= The Tale of Halldor Snorrason II =

The Tale of Halldor Snorrason II (Old Norse: Halldórs þáttr Snorrasonar inn síðari; Icelandic: Halldórs þáttur snorrasonar hinn síðari) is the second Icelandic þættir of Halldor Snorrason. A friend and naval commander of King Harald, ancestor of Snorri Sturluson and son of Snorri the Godi, Halldor Snorrason II tells the tale of the conflict between him and King Harald. The text is found in the Morkinskinna.

== Plot synopsis ==
Halldor Snorrason is a friend of King Harald since before his reign, when he was in Constantinople's Varangian Guard. Halldor enters into the service of King Harald after he takes kingship. The tale begins as Halldor wishes to travel home to Iceland but is too poor. King Harald gifts him a ship. When Halldor is unable to staff the ship, King Harald lies about war breaking out with King Sweyn II of Denmark to allow Halldor to recruit men for his journey.

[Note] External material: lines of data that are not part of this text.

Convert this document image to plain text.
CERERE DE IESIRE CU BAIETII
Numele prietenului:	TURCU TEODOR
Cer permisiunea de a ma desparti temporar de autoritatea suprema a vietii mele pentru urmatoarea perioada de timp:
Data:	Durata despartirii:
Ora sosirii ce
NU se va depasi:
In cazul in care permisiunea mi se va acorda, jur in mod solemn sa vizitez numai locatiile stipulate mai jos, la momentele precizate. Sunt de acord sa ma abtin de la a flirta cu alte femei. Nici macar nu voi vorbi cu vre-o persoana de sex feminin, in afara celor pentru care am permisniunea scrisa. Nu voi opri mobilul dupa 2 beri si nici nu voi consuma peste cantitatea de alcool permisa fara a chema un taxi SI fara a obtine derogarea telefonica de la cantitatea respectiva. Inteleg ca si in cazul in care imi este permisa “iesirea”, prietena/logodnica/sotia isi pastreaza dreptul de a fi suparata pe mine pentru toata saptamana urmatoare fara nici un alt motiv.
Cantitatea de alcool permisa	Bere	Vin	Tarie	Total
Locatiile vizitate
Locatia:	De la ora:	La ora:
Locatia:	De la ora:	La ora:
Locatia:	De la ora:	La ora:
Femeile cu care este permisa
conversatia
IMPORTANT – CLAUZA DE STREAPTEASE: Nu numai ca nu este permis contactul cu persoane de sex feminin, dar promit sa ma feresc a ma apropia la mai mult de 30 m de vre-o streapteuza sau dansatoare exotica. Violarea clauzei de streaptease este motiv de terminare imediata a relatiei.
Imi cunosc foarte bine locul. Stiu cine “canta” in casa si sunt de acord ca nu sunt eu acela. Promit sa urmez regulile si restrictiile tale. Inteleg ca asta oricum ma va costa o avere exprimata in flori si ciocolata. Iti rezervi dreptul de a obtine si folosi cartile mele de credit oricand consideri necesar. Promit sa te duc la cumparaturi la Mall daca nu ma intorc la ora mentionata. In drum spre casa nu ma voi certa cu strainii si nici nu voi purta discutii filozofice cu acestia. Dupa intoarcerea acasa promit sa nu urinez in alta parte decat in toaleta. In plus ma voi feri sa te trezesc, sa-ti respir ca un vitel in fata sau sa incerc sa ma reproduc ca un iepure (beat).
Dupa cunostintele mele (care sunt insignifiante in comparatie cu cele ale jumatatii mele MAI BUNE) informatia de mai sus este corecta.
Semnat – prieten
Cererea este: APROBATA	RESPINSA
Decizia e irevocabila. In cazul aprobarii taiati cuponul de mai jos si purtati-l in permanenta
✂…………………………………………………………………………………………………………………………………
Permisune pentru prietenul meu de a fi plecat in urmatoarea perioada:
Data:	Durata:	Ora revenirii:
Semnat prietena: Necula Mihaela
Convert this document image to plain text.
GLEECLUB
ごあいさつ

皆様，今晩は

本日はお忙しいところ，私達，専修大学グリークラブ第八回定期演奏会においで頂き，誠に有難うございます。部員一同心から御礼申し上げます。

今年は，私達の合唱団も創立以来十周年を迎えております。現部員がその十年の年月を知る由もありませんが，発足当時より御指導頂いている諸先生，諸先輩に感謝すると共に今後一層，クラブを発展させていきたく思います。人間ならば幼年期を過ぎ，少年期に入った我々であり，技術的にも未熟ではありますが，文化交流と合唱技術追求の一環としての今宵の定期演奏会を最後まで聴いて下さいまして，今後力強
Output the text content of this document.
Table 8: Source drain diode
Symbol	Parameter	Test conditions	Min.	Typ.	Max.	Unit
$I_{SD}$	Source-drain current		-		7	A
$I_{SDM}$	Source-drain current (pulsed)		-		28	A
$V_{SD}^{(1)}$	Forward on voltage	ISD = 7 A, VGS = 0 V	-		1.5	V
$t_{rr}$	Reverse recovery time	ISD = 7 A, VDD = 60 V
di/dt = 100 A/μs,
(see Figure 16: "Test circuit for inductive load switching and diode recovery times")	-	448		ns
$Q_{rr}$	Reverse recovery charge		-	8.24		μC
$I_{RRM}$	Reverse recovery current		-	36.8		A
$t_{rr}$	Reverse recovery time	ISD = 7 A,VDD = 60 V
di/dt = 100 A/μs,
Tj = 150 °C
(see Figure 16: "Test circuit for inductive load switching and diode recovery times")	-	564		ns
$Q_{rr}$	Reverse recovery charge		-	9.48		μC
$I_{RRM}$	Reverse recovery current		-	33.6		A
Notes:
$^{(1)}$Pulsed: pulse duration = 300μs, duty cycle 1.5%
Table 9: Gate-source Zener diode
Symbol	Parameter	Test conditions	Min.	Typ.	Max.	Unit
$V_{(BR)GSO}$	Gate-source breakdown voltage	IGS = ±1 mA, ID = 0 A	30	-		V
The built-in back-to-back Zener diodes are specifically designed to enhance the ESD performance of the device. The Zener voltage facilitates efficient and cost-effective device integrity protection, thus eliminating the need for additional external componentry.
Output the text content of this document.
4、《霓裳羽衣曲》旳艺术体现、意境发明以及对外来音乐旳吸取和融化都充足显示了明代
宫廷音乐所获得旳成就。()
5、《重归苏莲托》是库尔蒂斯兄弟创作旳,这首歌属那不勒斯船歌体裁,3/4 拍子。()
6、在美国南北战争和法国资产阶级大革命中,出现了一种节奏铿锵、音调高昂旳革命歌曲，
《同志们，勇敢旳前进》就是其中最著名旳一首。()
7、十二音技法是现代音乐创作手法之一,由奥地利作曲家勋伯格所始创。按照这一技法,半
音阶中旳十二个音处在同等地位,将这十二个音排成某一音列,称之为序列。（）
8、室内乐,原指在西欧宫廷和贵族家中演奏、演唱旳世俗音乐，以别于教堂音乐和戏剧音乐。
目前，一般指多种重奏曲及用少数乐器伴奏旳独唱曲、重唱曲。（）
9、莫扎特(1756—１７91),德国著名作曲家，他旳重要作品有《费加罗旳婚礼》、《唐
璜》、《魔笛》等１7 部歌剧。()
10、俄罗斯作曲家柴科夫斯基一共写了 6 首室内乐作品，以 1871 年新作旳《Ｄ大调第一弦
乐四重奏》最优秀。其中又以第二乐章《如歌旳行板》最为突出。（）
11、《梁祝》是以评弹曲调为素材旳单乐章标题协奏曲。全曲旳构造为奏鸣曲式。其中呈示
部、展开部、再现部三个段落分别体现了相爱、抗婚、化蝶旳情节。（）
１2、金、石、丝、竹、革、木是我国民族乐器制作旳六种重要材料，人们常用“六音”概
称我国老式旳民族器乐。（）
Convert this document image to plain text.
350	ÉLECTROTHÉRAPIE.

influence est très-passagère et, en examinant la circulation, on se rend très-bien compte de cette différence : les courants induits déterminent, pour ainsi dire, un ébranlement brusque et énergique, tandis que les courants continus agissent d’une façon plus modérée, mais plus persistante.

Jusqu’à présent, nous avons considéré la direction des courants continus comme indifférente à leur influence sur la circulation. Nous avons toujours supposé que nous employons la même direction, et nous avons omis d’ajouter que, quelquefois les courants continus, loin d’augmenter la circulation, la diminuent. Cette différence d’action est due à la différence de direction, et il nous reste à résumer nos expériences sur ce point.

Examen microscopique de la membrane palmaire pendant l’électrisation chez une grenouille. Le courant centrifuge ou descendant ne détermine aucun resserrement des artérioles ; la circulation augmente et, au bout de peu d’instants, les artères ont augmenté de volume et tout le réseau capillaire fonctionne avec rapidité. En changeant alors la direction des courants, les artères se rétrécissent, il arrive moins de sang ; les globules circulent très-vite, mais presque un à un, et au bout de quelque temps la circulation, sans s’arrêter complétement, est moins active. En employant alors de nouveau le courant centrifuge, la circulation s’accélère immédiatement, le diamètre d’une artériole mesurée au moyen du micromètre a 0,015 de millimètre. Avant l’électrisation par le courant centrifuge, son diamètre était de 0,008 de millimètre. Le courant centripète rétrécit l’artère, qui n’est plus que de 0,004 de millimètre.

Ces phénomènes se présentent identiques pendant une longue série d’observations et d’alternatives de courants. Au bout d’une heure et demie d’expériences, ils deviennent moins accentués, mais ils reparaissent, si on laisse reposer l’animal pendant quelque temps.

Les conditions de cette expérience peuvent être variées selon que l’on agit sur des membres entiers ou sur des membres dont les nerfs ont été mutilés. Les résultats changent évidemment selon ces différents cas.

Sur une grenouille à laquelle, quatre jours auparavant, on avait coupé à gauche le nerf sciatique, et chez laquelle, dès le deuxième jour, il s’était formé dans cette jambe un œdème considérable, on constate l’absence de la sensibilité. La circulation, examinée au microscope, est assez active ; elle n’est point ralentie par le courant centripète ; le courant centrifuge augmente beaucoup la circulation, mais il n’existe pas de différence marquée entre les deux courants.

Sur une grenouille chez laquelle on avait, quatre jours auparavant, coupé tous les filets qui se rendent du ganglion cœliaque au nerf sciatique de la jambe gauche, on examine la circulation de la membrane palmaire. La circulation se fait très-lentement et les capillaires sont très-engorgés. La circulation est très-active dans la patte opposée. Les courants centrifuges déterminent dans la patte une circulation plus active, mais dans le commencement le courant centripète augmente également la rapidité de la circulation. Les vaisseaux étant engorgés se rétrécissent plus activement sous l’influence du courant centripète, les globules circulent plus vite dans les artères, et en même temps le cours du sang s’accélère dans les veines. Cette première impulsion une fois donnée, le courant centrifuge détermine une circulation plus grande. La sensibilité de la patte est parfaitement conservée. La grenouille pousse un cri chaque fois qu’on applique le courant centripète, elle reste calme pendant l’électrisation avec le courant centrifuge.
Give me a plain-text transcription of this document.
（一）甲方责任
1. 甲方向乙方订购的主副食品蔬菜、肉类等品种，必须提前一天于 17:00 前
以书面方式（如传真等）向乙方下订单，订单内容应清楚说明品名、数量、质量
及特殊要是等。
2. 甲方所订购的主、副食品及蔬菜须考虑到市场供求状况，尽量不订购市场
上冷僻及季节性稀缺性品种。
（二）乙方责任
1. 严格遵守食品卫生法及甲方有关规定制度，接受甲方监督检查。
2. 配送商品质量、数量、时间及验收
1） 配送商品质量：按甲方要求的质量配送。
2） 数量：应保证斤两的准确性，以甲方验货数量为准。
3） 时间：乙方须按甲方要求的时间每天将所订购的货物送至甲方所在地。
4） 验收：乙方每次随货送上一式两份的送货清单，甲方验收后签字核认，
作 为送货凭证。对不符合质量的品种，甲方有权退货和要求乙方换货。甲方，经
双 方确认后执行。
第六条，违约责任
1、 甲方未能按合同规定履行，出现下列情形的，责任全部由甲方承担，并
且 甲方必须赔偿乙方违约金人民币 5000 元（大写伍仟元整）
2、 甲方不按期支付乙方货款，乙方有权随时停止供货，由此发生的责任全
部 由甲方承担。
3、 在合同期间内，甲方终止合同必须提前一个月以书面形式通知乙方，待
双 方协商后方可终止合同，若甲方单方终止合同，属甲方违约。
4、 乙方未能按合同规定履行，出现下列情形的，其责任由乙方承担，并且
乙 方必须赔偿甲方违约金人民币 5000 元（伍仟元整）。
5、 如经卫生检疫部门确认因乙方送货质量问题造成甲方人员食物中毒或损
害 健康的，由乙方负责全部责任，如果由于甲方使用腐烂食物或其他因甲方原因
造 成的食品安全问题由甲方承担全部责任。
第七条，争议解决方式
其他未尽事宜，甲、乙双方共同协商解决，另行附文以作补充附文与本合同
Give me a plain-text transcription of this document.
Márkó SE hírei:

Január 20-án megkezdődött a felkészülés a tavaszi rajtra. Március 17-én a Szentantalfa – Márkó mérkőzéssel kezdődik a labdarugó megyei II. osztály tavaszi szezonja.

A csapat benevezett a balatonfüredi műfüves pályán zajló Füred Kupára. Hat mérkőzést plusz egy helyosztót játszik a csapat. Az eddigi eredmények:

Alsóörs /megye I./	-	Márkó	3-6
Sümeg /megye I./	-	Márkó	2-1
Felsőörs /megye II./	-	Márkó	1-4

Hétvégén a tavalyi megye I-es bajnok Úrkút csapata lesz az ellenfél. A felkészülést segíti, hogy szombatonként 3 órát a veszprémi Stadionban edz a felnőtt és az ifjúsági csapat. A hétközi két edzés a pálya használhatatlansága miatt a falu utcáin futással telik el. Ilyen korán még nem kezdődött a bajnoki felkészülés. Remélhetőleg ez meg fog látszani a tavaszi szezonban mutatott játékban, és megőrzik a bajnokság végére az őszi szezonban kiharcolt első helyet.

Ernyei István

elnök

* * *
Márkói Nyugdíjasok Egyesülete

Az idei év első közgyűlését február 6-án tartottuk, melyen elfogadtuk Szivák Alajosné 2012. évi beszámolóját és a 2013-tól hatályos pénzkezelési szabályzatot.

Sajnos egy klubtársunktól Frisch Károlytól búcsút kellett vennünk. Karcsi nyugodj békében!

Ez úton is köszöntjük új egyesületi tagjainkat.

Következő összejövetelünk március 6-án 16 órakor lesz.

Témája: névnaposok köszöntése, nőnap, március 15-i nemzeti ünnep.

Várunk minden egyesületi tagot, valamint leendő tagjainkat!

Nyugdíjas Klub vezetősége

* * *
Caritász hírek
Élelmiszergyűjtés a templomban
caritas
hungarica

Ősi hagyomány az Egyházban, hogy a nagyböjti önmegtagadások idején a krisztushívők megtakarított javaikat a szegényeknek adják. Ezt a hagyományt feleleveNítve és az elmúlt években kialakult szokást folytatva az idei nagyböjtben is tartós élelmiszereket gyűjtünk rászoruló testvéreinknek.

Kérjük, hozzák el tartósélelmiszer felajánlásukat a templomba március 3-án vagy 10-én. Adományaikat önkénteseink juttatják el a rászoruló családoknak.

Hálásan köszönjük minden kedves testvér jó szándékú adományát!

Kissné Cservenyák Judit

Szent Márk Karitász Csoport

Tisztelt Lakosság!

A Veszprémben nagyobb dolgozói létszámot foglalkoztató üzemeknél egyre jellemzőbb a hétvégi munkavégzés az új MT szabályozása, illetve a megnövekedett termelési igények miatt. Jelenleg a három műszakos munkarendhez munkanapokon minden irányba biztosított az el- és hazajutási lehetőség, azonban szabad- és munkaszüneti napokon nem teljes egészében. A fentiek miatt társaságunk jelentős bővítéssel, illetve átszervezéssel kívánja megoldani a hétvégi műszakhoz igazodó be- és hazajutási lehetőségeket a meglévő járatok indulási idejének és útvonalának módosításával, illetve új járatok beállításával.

He sails for Iceland and returns a year later. King Harald later insults Halldor's drinking abilities and his devotion to the king as an attempt to disguise the aging alcohol tolerance of a fellow follower, Thorir the England-Trader. Halldor is once again insulted, at Yule, when bribed bell-ringers force a breach of etiquette, for which Halldor is forced to sit in straw and drink a forfeit-cup. He refuses initially, but King Harald eventually forces Halldor after he insults the king. Halldor later that evening accuses the king of payment in impure silver.

After Yule, King Harald commands Halldor to join him on his ship, which he crashes while King Harald attempts to confute Halldor's orders. Halldor threatens to leave the kings service, but Bard, a fellow companion and voice of reason, is able to convince Halldor to say if the king grants him his payment in pure silver and his own ship, rewards well above the Halldor's social status.

The owner of the ship, Svein, disapproves of the king's orders and steals it back. Halldor regains control of the ship. King Harald purchases the ship from Harald to give back to Svein to end the conflict. All but one half a gold mark is paid. As spring approaches, Halldor wishes to leave King Harald, but the king will not pay the half mark owed. Halldor wakes the king and queen, with sword drawn at his throat, demanding the gold. Harald suggests that he come back tomorrow and he'll have the money. Refusing the offer, Halldor demands the queen's ring. Harald suggest that he get a scale so that the ring can be weighed. The queen insults his stinginess and gives Halldor the ring.

Halldor flees to Iceland. The following season, he receives a message to rejoin the king's court stating that "he will have a higher place than any man of low birth". Halldor interprets this as a reference to a hanging and refuses.

== Interpretations and implications ==

=== Icelandic Norwegian relations ===
Although the þættir has been used to argue the link between the Icelandic and Norwegian identity, Throughout the tale Halldor is treated as, and definitively referred to as, a man of low birth, despite being the son of one of the most powerful Icelandic families. This suggests that Norwegians thought Icelanders of low status.

=== Characterization of King Harald ===
The tale states directly, King Harald distrusted Halldor because of his strength of character, especially when he was commanding other men. This suggests that King Harald was either envious or mistrustful of him. The þættir has been used to further characterize King Harald, specifically his erratic views on money.

=== Halldor Snorrason’s legacy ===
It has been suggested that Halldor's close relation with King Harald resulted in the passing of family traditions, about the ruler, from generation to generation, providing the basis of Snorri Sturluson's knowledge of King Harald resulting in King Harald's saga as we know it.